In an insightful article posted on LinkedIn this week, Elliot Weissbluth, CEO of HighTower Advisors in Chicago, tells the investment world it better take notice of millenials (those born between 1985 and 2000) before dismissing them, saying they have “enormous influence” over the financial services world.
“The Millennials’ eyes are wide open, watchful and alert, and for a very good reason — they know the generations preceding them were sold a bill of goods,” Weissbluth writes.
It’s more than just sound logic and a careful eye on trends — it’s history repeating itself. The generation of Americans that watched their parents, families and friends lose everything in the Great Depression later fueled American prosperity.

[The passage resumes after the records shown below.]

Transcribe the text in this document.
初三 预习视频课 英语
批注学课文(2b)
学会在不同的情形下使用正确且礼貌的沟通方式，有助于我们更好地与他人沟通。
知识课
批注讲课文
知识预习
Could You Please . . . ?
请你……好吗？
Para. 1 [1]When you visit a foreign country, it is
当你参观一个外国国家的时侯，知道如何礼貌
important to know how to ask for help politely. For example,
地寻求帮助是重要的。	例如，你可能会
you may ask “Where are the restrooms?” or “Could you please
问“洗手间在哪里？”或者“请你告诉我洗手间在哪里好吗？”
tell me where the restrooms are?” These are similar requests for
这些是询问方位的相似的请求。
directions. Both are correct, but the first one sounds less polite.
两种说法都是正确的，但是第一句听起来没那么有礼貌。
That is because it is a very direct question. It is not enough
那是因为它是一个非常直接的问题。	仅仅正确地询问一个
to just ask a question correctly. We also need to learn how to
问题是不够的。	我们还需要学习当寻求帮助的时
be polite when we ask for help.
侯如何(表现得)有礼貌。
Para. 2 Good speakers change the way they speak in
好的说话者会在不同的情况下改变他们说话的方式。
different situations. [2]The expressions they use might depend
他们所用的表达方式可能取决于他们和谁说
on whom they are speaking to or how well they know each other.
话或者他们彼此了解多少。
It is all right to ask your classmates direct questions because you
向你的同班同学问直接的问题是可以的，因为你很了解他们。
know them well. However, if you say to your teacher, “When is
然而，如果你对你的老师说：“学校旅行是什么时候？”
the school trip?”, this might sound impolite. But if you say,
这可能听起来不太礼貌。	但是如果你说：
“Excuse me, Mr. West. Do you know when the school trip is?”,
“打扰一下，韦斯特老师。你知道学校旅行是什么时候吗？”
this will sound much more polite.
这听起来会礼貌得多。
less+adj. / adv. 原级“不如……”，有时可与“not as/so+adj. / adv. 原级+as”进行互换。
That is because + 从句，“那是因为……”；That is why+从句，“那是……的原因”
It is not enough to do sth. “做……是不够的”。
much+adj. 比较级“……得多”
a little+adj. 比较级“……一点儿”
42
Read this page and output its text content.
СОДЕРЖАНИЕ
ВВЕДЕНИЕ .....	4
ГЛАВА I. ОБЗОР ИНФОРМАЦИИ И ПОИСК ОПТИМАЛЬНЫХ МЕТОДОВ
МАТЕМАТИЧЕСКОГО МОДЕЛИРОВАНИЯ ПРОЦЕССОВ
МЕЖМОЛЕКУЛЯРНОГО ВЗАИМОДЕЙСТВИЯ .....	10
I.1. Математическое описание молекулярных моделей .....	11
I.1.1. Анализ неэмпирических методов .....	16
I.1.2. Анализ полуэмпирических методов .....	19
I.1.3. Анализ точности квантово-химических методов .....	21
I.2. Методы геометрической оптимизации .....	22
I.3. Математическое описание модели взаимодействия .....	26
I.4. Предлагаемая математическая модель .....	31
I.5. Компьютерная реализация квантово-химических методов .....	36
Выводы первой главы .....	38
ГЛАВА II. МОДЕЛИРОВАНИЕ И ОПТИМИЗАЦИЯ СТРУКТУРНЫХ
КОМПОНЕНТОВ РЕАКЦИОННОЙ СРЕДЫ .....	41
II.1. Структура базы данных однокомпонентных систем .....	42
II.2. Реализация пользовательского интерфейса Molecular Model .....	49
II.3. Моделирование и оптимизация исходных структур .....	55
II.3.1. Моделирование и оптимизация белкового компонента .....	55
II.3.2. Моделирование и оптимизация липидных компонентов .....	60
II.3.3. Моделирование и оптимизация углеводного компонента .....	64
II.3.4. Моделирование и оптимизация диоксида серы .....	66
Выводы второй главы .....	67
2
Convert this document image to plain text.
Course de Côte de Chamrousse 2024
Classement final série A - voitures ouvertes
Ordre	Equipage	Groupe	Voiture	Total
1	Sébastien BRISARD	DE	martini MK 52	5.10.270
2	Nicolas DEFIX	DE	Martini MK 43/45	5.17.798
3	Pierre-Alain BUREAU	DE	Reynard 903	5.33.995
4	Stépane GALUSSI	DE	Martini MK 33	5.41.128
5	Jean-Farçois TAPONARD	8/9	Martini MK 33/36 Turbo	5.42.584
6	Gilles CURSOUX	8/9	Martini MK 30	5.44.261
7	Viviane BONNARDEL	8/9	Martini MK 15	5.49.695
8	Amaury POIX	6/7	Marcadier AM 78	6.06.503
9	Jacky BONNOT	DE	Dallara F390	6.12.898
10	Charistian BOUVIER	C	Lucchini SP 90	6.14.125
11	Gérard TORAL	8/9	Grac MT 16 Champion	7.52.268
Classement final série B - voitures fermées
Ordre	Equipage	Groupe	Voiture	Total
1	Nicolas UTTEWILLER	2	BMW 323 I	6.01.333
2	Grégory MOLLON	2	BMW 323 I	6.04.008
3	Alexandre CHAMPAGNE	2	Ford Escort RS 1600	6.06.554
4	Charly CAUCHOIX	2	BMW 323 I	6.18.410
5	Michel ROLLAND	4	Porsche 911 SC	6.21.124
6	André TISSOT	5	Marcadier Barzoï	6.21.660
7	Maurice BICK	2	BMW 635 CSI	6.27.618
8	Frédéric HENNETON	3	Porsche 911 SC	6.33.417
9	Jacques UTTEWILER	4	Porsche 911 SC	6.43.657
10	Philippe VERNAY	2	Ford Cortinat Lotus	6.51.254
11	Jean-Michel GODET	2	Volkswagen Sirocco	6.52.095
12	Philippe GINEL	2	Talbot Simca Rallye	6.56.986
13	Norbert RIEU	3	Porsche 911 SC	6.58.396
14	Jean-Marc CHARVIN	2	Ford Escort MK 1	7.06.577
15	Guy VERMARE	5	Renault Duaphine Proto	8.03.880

They then gave birth to the baby boomers, who helped get the country out of the hiccup of the late 1970s.
Then somewhere in the subsequent generations, we took more risks and cut the webbing of just about every financial safety net we had. The millenials barely had time to process high school before they were learning all about what a 401(k) is, why they couldn’t have their Sweet 16 party, why they were going to state school instead of an Ivy League institution or why they had to move to a new town so their parents had a better shot at getting a job. In the most extreme cases, they found out what it was like to move and live with an extended family, or not even live in a house at all.
And when millenials started graduating from college in the mid-2000s, they found the stingiest job market in years. This generation already has been beaten down. Millenials get saddled with the stereotype of having the air of entitlement, but many of them had that stereotype stripped away in real-life experiences.
A couple of weeks ago, I was talking to Joe Besecker, chairman, president and CEO of Emerald Advisers in Manheim Township. He told me the college interns he’s brought on in the last few years completely blow the millennial stereotypes out of the water, because they know exactly how hard it’s going to be to get a job when they’re done with their internships and how much they may have watched their parents struggle. So they work harder than the interns he had previously.
Coincidentally, the Pennsylvania Department of Banking and Securities on Wednesday launched a new Facebook community page, “PA Investor Education,” featuring information about the department’s investor education programs, public events and publications, links to investment news and more.
“The Corbett Administration recognizes the power of social media to connect people to information they need and can use,” Glenn E. Moyer, secretary of Banking and Securities, said in a news release.
While nowhere in the release does it mention millenials specifically, look at the profile of the average person who uses Facebook, according to Pew Research — adults 18 to 29. Hello, millennials!
In related news, I just Googled “wealth management central pennsylvania” and randomly picked five midstate firms, some of which are very well known. A quick audit showed not one of them had a Facebook or Twitter page. But hey, at least they all had email addresses -- well, some of them did.
Financial experts know better than to dismiss any group, but it sounds as if they should make it a point to pay special attention to this group of new investors since Weissbluth notes they’re already “saving more early and more often than their parents,” and another 10 years of millennials haven’t even graduated college yet.
This generation could be the big money makers of the next 50 years, and they’re starting now, with or without the financial services industry. So far, it seems like “without.”